Clairières dans la jungle…
On s’étonne, cependant, du gigantisme de la tâche annoncée. L’Afrique, c’est, tout de même, un milliard d’habitants et l’étendue du besoin, pour seulement faire frémir un début de dynamisme vers l’égalité de leurs chances, dépasse, très largement, les capacités d’un seul mécène, aussi fortuné soit-il. « Nous sommes modestes », a rappelé maître Beauthier, dans son intervention à « Grand Angle », signifiant, par-là, qu’il coulera bien des eaux sous les ponts, souffleront bien des vents sur les dunes, avant que ne se dessine quelque chose de significatif, à l’échelle continentale, de l’objectif affiché.
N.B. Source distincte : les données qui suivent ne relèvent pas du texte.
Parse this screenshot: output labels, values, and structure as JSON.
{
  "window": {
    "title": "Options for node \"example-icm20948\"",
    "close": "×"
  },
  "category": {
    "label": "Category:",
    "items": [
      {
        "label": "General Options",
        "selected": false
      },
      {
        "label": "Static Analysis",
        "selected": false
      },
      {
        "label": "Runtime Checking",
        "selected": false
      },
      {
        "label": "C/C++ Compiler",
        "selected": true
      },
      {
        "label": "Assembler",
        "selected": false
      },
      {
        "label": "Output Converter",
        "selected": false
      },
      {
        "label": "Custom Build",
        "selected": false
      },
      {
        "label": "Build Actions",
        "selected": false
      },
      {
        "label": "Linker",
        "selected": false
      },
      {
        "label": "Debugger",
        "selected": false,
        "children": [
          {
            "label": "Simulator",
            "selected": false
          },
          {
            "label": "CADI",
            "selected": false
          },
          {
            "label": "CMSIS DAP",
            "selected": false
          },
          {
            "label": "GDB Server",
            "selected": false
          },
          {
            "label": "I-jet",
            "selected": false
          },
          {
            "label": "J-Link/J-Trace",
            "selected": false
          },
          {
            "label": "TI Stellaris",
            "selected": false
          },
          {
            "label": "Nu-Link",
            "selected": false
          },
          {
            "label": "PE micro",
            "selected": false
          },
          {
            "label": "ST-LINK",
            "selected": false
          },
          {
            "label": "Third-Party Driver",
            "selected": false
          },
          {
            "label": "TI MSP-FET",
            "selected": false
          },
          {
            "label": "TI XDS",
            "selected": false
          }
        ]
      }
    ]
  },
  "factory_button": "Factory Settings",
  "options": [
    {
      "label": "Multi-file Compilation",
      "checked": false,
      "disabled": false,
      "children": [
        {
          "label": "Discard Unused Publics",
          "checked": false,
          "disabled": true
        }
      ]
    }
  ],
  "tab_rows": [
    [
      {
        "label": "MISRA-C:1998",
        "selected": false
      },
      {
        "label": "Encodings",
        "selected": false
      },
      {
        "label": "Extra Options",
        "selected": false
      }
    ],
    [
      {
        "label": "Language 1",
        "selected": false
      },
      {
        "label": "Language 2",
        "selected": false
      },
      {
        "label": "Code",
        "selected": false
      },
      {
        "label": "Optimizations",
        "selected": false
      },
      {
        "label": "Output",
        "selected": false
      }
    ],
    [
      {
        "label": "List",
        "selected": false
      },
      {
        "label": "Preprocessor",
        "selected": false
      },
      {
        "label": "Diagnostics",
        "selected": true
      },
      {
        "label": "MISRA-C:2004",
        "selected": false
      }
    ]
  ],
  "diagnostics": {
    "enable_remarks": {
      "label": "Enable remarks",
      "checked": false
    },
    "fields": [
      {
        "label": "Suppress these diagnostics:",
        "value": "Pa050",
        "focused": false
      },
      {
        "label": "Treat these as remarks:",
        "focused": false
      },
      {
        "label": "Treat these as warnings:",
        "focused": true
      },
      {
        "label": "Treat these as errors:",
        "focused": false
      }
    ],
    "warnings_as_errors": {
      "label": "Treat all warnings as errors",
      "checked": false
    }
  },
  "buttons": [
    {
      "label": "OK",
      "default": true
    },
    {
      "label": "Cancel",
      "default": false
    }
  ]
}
En attendant et au-delà des efforts, conséquents, déjà entrepris dans le domaine de la santé en Mauritanie – l’hôpital ophtalmologique de Nouakchott en est la plus patente illustration – c’est dans l’aide aux media indépendants, la formation des cadres et l’alternative à l’immigration que la nouvelle fondation entend se distinguer, en se focalisant sur quelques pays d’Afrique de l’Ouest (Mali, Mauritanie, Sénégal, notamment, indique maître Beauthier). En tout cela, on peut entendre une certaine compréhension de la nécessité, désormais vitale pour l’humanité, de (re)construire des ponts entre le global et le local, le quotidien, l’hier et le lendemain, le proche et le lointain. L’initiative fera-t-elle des émules, à défaut d’attirer, en son sein, suffisamment de donateurs pour la développer sur tout le continent ?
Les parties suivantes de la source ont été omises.